Doesn't work quite as well on Windows due to the executable file size limit but seems great for Mac/Linux flavors.
generalizations
This is an in-browser llamacpp implementation: https://github.com/ngxson/wllama
And related is the whisper implementation: https://ggml.ai/whisper.cpp/
adastra22
You don’t need a browser to sandbox something. Easier and more performant to do GOU pass through to a container or VM.
01HNNWZ0MV43FF
Container or VM is a bigger commitment. VMs need root and containers need Docker group and something like docker-compose or a shell script or something.
idk it's just like, do I want to run to the store and buy a 24-pack of water bottles, and stash them somewhere, or do I want to open the tap and have clean drinking water
samsolomon
Is Open WebUI something like you are looking for? The design has some awkwardness, but overall it's incorporated a ton of great features.
mg
No, I'm looking for an html page with a button "Select LLM". After pressing that button and selecting a local LLM from disk, it would show an input field where you can type your question and then it would use the given LLM to create the answer.
I'm not sure what OpenWebUI is, but if it was what I mean, they would surely have the page live and not ask users to install Docker etc.
tmdetect
I think what you want is this: https://github.com/mlc-ai/web-llm
bravetraveler
It's both what you want and not; the chat/question interface is as you describe, lack-of-installation is not. The LLM work is offloaded to other software, not the browser.
I would like to skip maintaining all this crap, though: I like your approach
Jemaclus
You should install it, because it's exactly what you just described.
Edit: From a UI perspective, it's exactly what you described. There's a dropdown where you select the LLM, and there's a ChatGPT-style chatbox. You just docker-up and go to town.
Maybe I don't understand the rest of the request, but I can't imagine a software where a webpage exists and it just magically has LLMs available in the browser with no installation?
mudkipdev
It was done with gemma-3-270m, I hope someone will post a link to it below
noja
I really like On-Device AI on iPhone (also runs on Mac): https://ondevice-ai.app in addition to LM Studio. It has a nice interface, with multiple prompt integration, and a good selection of models. Also the developer is responsive.
LeoPanthera
But it has a paid recurring subscription, which is hard to justify for something that runs entirely locally.
noja
I am using it without one so far. But if they continue to develop it I will upgrade.
gazpachotron
[dead]
I agree that it's kind of magical that you can download a ~10GB file and suddenly your laptop is running something that can summarize text, answer questions and even reason a bit.

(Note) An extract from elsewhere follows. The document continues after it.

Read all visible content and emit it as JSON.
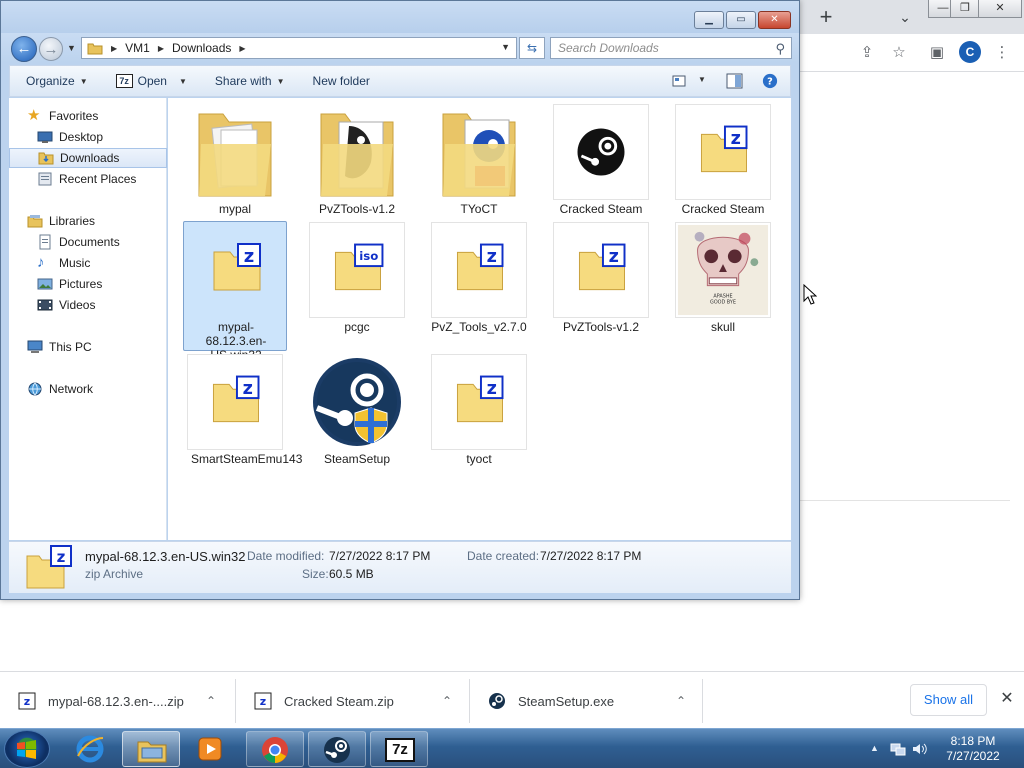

The trick is balancing model size vs RAM: 12B–20B is about the upper limit for a 16GB machine without it choking.
What I find interesting is that these models don't actually hit Apple's Neural Engine, they run on the GPU via Metal. Core ML isn't great for custom runtimes and Apple hasn't given low-level developer access to the ANE afaik. And then there is memory bandwidth and dedicated SRAM issues. Hopefully Apple optimizes Core ML to map transformer workloads to the ANE.